週明け待たずに帰って来ちゃうかもしれないけど、
それもいいな、と思います。
早く会って、抱きしめたい。
向こうに慣れて、楽しめるなら、わたしはさみしいけど、
それでもいい。

迷って、動き出せなくなっちゃうと、
本当にどうしていいかわからなくなってしまうので、
何を選んでも、迷いや悩みがついてくる状況だけど、
自分から何かを決めて動き出したほうが、
心は安定して、生活はまわってくるんじゃないかなと思います。

「家族をおいて、子供と一緒に東京から離れて来たけど、
後ろめたくて泣けてくる」という相談には、
「避難できる状況にあるなら避難したほうがいいじゃない。
子供と一緒に安心できるところにいるのが一番だよ。
後ろめたくなんかない。
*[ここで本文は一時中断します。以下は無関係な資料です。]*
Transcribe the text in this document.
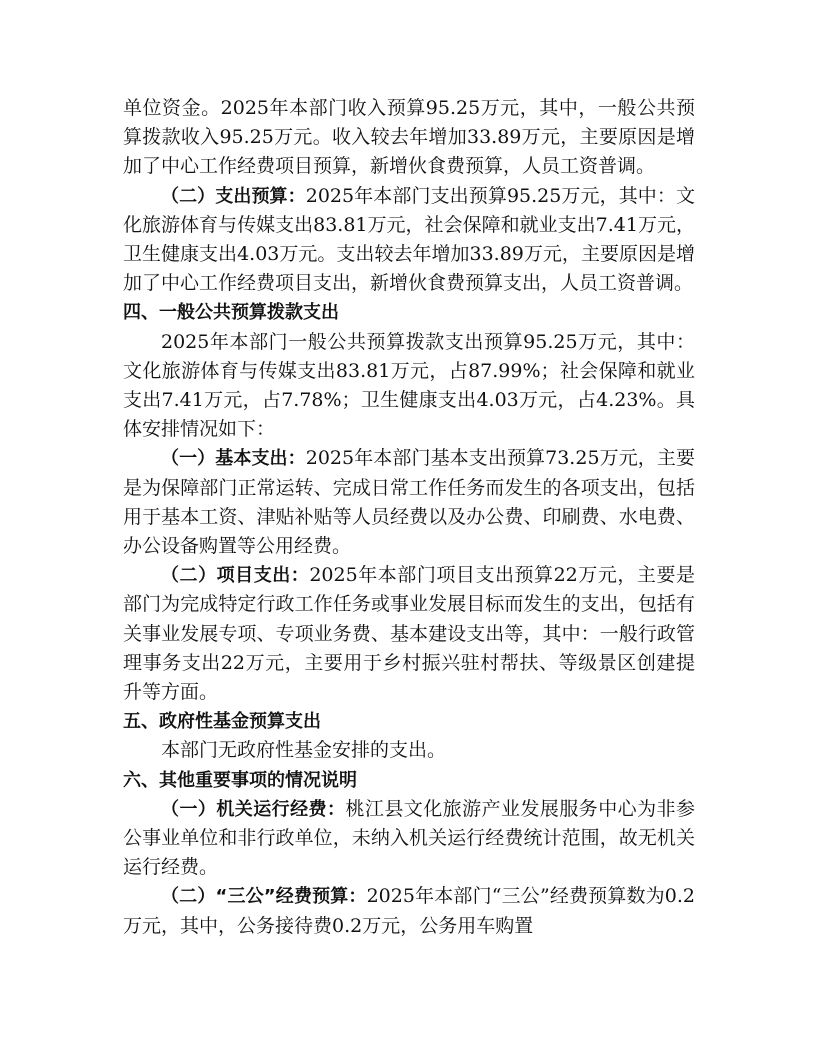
单位资金。2025年本部门收入预算95.25万元，其中，一般公共预算拨款收入95.25万元。收入较去年增加33.89万元，主要原因是增加了中心工作经费项目预算，新增伙食费预算，人员工资普调。

（二）支出预算：2025年本部门支出预算95.25万元，其中：文化旅游体育与传媒支出83.81万元，社会保障和就业支出7.41万元，卫生健康支出4.03万元。支出较去年增加33.89万元，主要原因是增加了中心工作经费项目支出，新增伙食费预算支出，人员工资普调。

四、一般公共预算拨款支出

2025年本部门一般公共预算拨款支出预算95.25万元，其中：文化旅游体育与传媒支出83.81万元，占87.99%；社会保障和就业支出7.41万元，占7.78%；卫生健康支出4.03万元，占4.23%。具体安排情况如下：

（一）基本支出：2025年本部门基本支出预算73.25万元，主要是为保障部门正常运转、完成日常工作任务而发生的各项支出，包括用于基本工资、津贴补贴等人员经费以及办公费、印刷费、水电费、办公设备购置等公用经费。

（二）项目支出：2025年本部门项目支出预算22万元，主要是部门为完成特定行政工作任务或事业发展目标而发生的支出，包括有关事业发展专项、专项业务费、基本建设支出等，其中：一般行政管理事务支出22万元，主要用于乡村振兴驻村帮扶、等级景区创建提升等方面。

五、政府性基金预算支出

本部门无政府性基金安排的支出。

六、其他重要事项的情况说明

（一）机关运行经费：桃江县文化旅游产业发展服务中心为非参公事业单位和非行政单位，未纳入机关运行经费统计范围，故无机关运行经费。

（二）“三公”经费预算：2025年本部门“三公”经费预算数为0.2万元，其中，公务接待费0.2万元，公务用车购置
間違ってない」と言ってます。

「まわりがみんな避難しちゃって、自分は田舎がないけど、
どこかに旅行しようかと思ってるんだけど、
そんなに長くいってるお金もないし、どうしよう」という相談には、
「とりあえず、連休だけでも気分転換に行って来たら?
東京で煮詰まってるより、子供にとってもずっといいよ」と言ってます。

「仕事もあるし、田舎はないし、東京から離れられない。
どうやって子供を守っていいか不安でたまらない」という話には、
「冷静に考えれば、いま東京は危険な状況にないから、
子供はママと一緒にいるのが一番だから、いまの状況で、
一緒に楽しく過ごせるように、あんまりニュース見すぎないで、
いつも通り生活しなよ」と言ってます。

わたしみたいに、子供と離ればなれという話は聞かないけれど、
「自分がさみしいことより、子供が安心なところで
楽しく過ごせるほうがいいよ」と言い聞かせています。
帰って来ちゃったら、「やっぱり、どんな状況でも
親子が一緒が一番いいよ」と思います。
離れてしまったいま、本当にそう思います。

こんな状況だから、みんなギリギリのところで
いろいろな「判断」を迫られていて、
なにを選んでも、迷いや不安は必ずついてまわるけれど、
どの「判断」も間違ってないし、絶対に大丈夫だから。

ママの心が安定していないと、こどもも心配に
なっちゃうし。
ママの心が安定してれば、どんな状況でも、
子供は守られてるんじゃないかな、と思います。

そういうことを伝えたかったのですが、
不安になってしまった方がいらしたら、
本当に申し訳なかったと思います。
ごめんなさい。

落ち着いたら、ゆっくり子供と甑島に遊びに行きたいな。
早く事態が収束することを心から願っています。